Project Status - Active
Start Year: 2006
End Year: Ongoing
Funding Body: US National Science Foundation European Environment Agency Marine Institute
Geographic Area: Global
Local Study Area: Irish coastal zone
Project Co-Ordinator: Ned Dwyer, Dawn Wright (OSU)
CMRC Contact: Ned Dwyer
The International Coastal Atlas Network (ICAN) aims to be a global reference for the development of coastal web atlases, which we define as: "...collections of digital maps and datasets with supplementary tables, illustrations, and information that systematically illustrate the coast, oftentimes with cartographic and decision support tools, all of which are accessible via the Internet." O'Dea et al., 2007, Trans-Atlantic Workshop Report 1
The CMRC is one of the founders and there are currently over 50 organisations that are members of ICAN and these come from more than 14 different countries. A key aim of ICAN is to share experiences and to find common solutions to CWA development (e.g., user and developer guides, handbooks and articles on best practices, information on standards and web services, expertise and technical support directories, education, outreach, and funding opportunities, etc.), while ensuring maximum relevance and added value for the end users. Some of the recent achievements of ICAN include the publication of a handbook on how to develop a coastal web atlas and the ongoing development of an interoperability demonstrator showing how CWAs can be linked together.

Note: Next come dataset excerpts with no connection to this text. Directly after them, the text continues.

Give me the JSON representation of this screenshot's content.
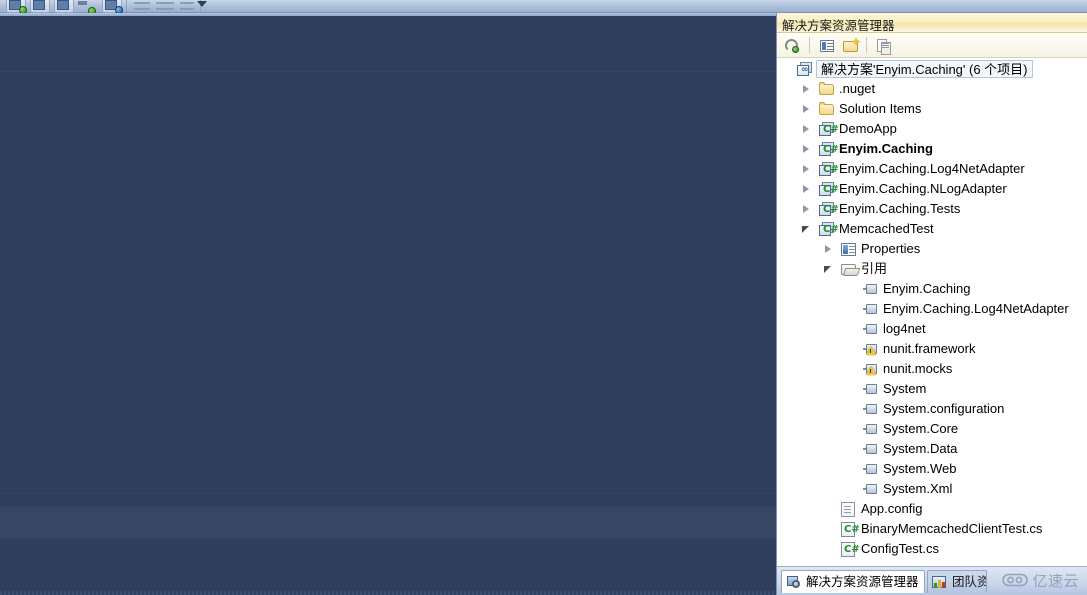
{
  "window": {
    "panel_title": "解决方案资源管理器"
  },
  "vs_toolbar": {
    "buttons": [
      {
        "name": "navigate-backward-button",
        "glyph": "back-arrow-icon"
      },
      {
        "name": "properties-window-button",
        "glyph": "properties-icon"
      },
      {
        "name": "object-browser-button",
        "glyph": "object-browser-icon"
      },
      {
        "name": "navigate-forward-button",
        "glyph": "forward-arrow-icon"
      },
      {
        "name": "toolbox-button",
        "glyph": "toolbox-icon"
      }
    ],
    "overflow_label": "▾"
  },
  "panel_toolbar": {
    "buttons": [
      {
        "name": "refresh-button",
        "icon": "refresh-icon",
        "tooltip": "刷新"
      },
      {
        "name": "properties-button",
        "icon": "properties-icon",
        "tooltip": "属性"
      },
      {
        "name": "show-all-files-button",
        "icon": "show-all-files-icon",
        "tooltip": "显示所有文件"
      },
      {
        "name": "copy-button",
        "icon": "copy-icon",
        "tooltip": "复制"
      }
    ]
  },
  "tree": {
    "nodes": [
      {
        "id": "solution-root",
        "label": "解决方案'Enyim.Caching' (6 个项目)",
        "icon": "solution-icon",
        "indent": 0,
        "twisty": "none",
        "selected": true,
        "bold": false
      },
      {
        "id": "nuget-folder",
        "label": ".nuget",
        "icon": "folder-icon",
        "indent": 1,
        "twisty": "collapsed",
        "selected": false,
        "bold": false
      },
      {
        "id": "solution-items-folder",
        "label": "Solution Items",
        "icon": "folder-icon",
        "indent": 1,
        "twisty": "collapsed",
        "selected": false,
        "bold": false
      },
      {
        "id": "project-demoapp",
        "label": "DemoApp",
        "icon": "csharp-project-icon",
        "indent": 1,
        "twisty": "collapsed",
        "selected": false,
        "bold": false
      },
      {
        "id": "project-enyim-caching",
        "label": "Enyim.Caching",
        "icon": "csharp-project-icon",
        "indent": 1,
        "twisty": "collapsed",
        "selected": false,
        "bold": true
      },
      {
        "id": "project-log4net-adapter",
        "label": "Enyim.Caching.Log4NetAdapter",
        "icon": "csharp-project-icon",
        "indent": 1,
        "twisty": "collapsed",
        "selected": false,
        "bold": false
      },
      {
        "id": "project-nlog-adapter",
        "label": "Enyim.Caching.NLogAdapter",
        "icon": "csharp-project-icon",
        "indent": 1,
        "twisty": "collapsed",
        "selected": false,
        "bold": false
      },
      {
        "id": "project-tests",
        "label": "Enyim.Caching.Tests",
        "icon": "csharp-project-icon",
        "indent": 1,
        "twisty": "collapsed",
        "selected": false,
        "bold": false
      },
      {
        "id": "project-memcachedtest",
        "label": "MemcachedTest",
        "icon": "csharp-project-icon",
        "indent": 1,
        "twisty": "expanded",
        "selected": false,
        "bold": false
      },
      {
        "id": "node-properties",
        "label": "Properties",
        "icon": "properties-node-icon",
        "indent": 2,
        "twisty": "collapsed",
        "selected": false,
        "bold": false
      },
      {
        "id": "node-references",
        "label": "引用",
        "icon": "open-folder-icon",
        "indent": 2,
        "twisty": "expanded",
        "selected": false,
        "bold": false
      },
      {
        "id": "ref-enyim-caching",
        "label": "Enyim.Caching",
        "icon": "reference-icon",
        "indent": 3,
        "twisty": "none",
        "selected": false,
        "bold": false
      },
      {
        "id": "ref-log4net-adapter",
        "label": "Enyim.Caching.Log4NetAdapter",
        "icon": "reference-icon",
        "indent": 3,
        "twisty": "none",
        "selected": false,
        "bold": false
      },
      {
        "id": "ref-log4net",
        "label": "log4net",
        "icon": "reference-icon",
        "indent": 3,
        "twisty": "none",
        "selected": false,
        "bold": false
      },
      {
        "id": "ref-nunit-framework",
        "label": "nunit.framework",
        "icon": "reference-warning-icon",
        "indent": 3,
        "twisty": "none",
        "selected": false,
        "bold": false
      },
      {
        "id": "ref-nunit-mocks",
        "label": "nunit.mocks",
        "icon": "reference-warning-icon",
        "indent": 3,
        "twisty": "none",
        "selected": false,
        "bold": false
      },
      {
        "id": "ref-system",
        "label": "System",
        "icon": "reference-icon",
        "indent": 3,
        "twisty": "none",
        "selected": false,
        "bold": false
      },
      {
        "id": "ref-system-configuration",
        "label": "System.configuration",
        "icon": "reference-icon",
        "indent": 3,
        "twisty": "none",
        "selected": false,
        "bold": false
      },
      {
        "id": "ref-system-core",
        "label": "System.Core",
        "icon": "reference-icon",
        "indent": 3,
        "twisty": "none",
        "selected": false,
        "bold": false
      },
      {
        "id": "ref-system-data",
        "label": "System.Data",
        "icon": "reference-icon",
        "indent": 3,
        "twisty": "none",
        "selected": false,
        "bold": false
      },
      {
        "id": "ref-system-web",
        "label": "System.Web",
        "icon": "reference-icon",
        "indent": 3,
        "twisty": "none",
        "selected": false,
        "bold": false
      },
      {
        "id": "ref-system-xml",
        "label": "System.Xml",
        "icon": "reference-icon",
        "indent": 3,
        "twisty": "none",
        "selected": false,
        "bold": false
      },
      {
        "id": "file-app-config",
        "label": "App.config",
        "icon": "config-file-icon",
        "indent": 2,
        "twisty": "none",
        "selected": false,
        "bold": false
      },
      {
        "id": "file-binary-memcached-client-test",
        "label": "BinaryMemcachedClientTest.cs",
        "icon": "csharp-file-icon",
        "indent": 2,
        "twisty": "none",
        "selected": false,
        "bold": false
      },
      {
        "id": "file-config-test",
        "label": "ConfigTest.cs",
        "icon": "csharp-file-icon",
        "indent": 2,
        "twisty": "none",
        "selected": false,
        "bold": false
      }
    ]
  },
  "panel_tabs": [
    {
      "id": "tab-solution-explorer",
      "label": "解决方案资源管理器",
      "icon": "solution-explorer-icon",
      "active": true
    },
    {
      "id": "tab-team-explorer",
      "label": "团队资",
      "icon": "team-explorer-icon",
      "active": false
    }
  ],
  "watermark": {
    "text": "亿速云",
    "logo": "cloud-logo-icon"
  },
  "colors": {
    "panel_title_bg": "#f8eec2",
    "editor_bg": "#2e3e5c",
    "selection_border": "#b5c4d6",
    "csharp_green": "#1f8b2e",
    "folder_yellow": "#f2d88a",
    "warning_yellow": "#f2c53a"
  }
}
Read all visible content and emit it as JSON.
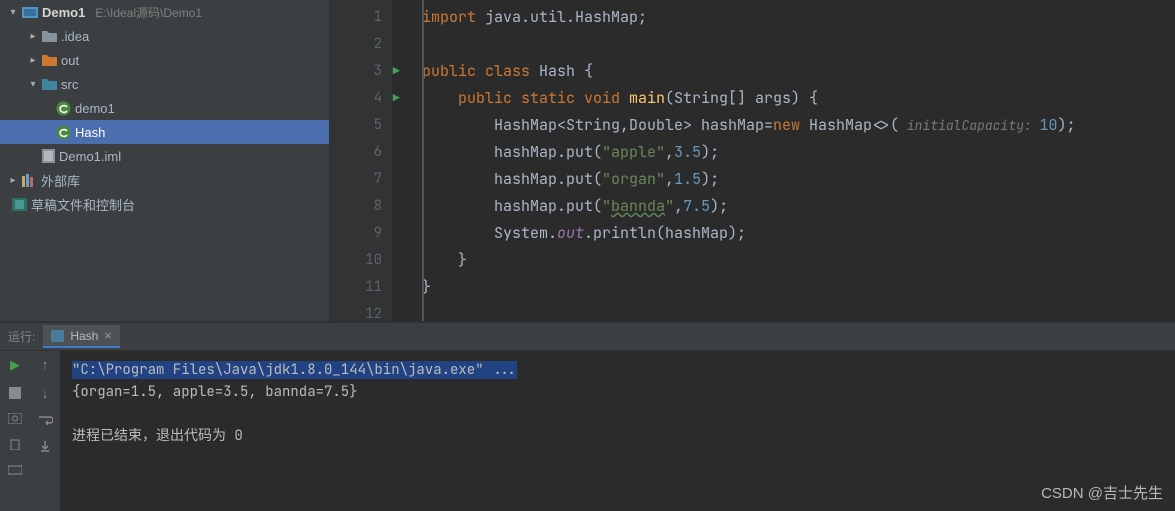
{
  "project": {
    "name": "Demo1",
    "path": "E:\\Ideal源码\\Demo1"
  },
  "tree": {
    "idea": ".idea",
    "out": "out",
    "src": "src",
    "demo1": "demo1",
    "hash": "Hash",
    "iml": "Demo1.iml",
    "ext_lib": "外部库",
    "scratch": "草稿文件和控制台"
  },
  "gutter": [
    "1",
    "2",
    "3",
    "4",
    "5",
    "6",
    "7",
    "8",
    "9",
    "10",
    "11",
    "12"
  ],
  "code": {
    "l1_import": "import",
    "l1_pkg": " java.util.HashMap;",
    "l3_public": "public class ",
    "l3_cls": "Hash",
    "l3_b": " {",
    "l4_ps": "public static void ",
    "l4_main": "main",
    "l4_sig": "(String[] args) {",
    "l5_a": "HashMap<String,Double> hashMap=",
    "l5_new": "new ",
    "l5_b": "HashMap<>(",
    "l5_hint": " initialCapacity: ",
    "l5_num": "10",
    "l5_c": ");",
    "l6": "hashMap.put(",
    "l6s": "\"apple\"",
    "l6n": "3.5",
    "l6e": ");",
    "l7": "hashMap.put(",
    "l7s": "\"organ\"",
    "l7n": "1.5",
    "l7e": ");",
    "l8": "hashMap.put(",
    "l8s": "\"bannda\"",
    "l8n": "7.5",
    "l8e": ");",
    "l9a": "System.",
    "l9out": "out",
    "l9b": ".println(hashMap);",
    "l10": "}",
    "l11": "}"
  },
  "run": {
    "label": "运行:",
    "tab": "Hash"
  },
  "console": {
    "cmd": "\"C:\\Program Files\\Java\\jdk1.8.0_144\\bin\\java.exe\" ...",
    "out": "{organ=1.5, apple=3.5, bannda=7.5}",
    "exit": "进程已结束，退出代码为 0"
  },
  "watermark": "CSDN @吉士先生"
}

Since 2006 ICAN has held five international workshops ("Potentials and Limitations of Coastal Web Atlases," Cork, Ireland, 2006; "Coastal Atlas Interoperability," Corvallis, Oregon, USA, 2007; and "Federated Coastal Atlases: Building on the Interoperable Approach," Copenhagen, Denmark, 2008, “Formalizing the Network, Engaging the Mediterranean”, Trieste, Italy, 2009, “Coastal Atlases as Engines for Coastal & Marine Spatial Planning”, Oostende, Belgium, 2011). All workshop proceedings are available on the ICAN website. We expect to hold the next workshop in June 2013 in Victoria, Canada.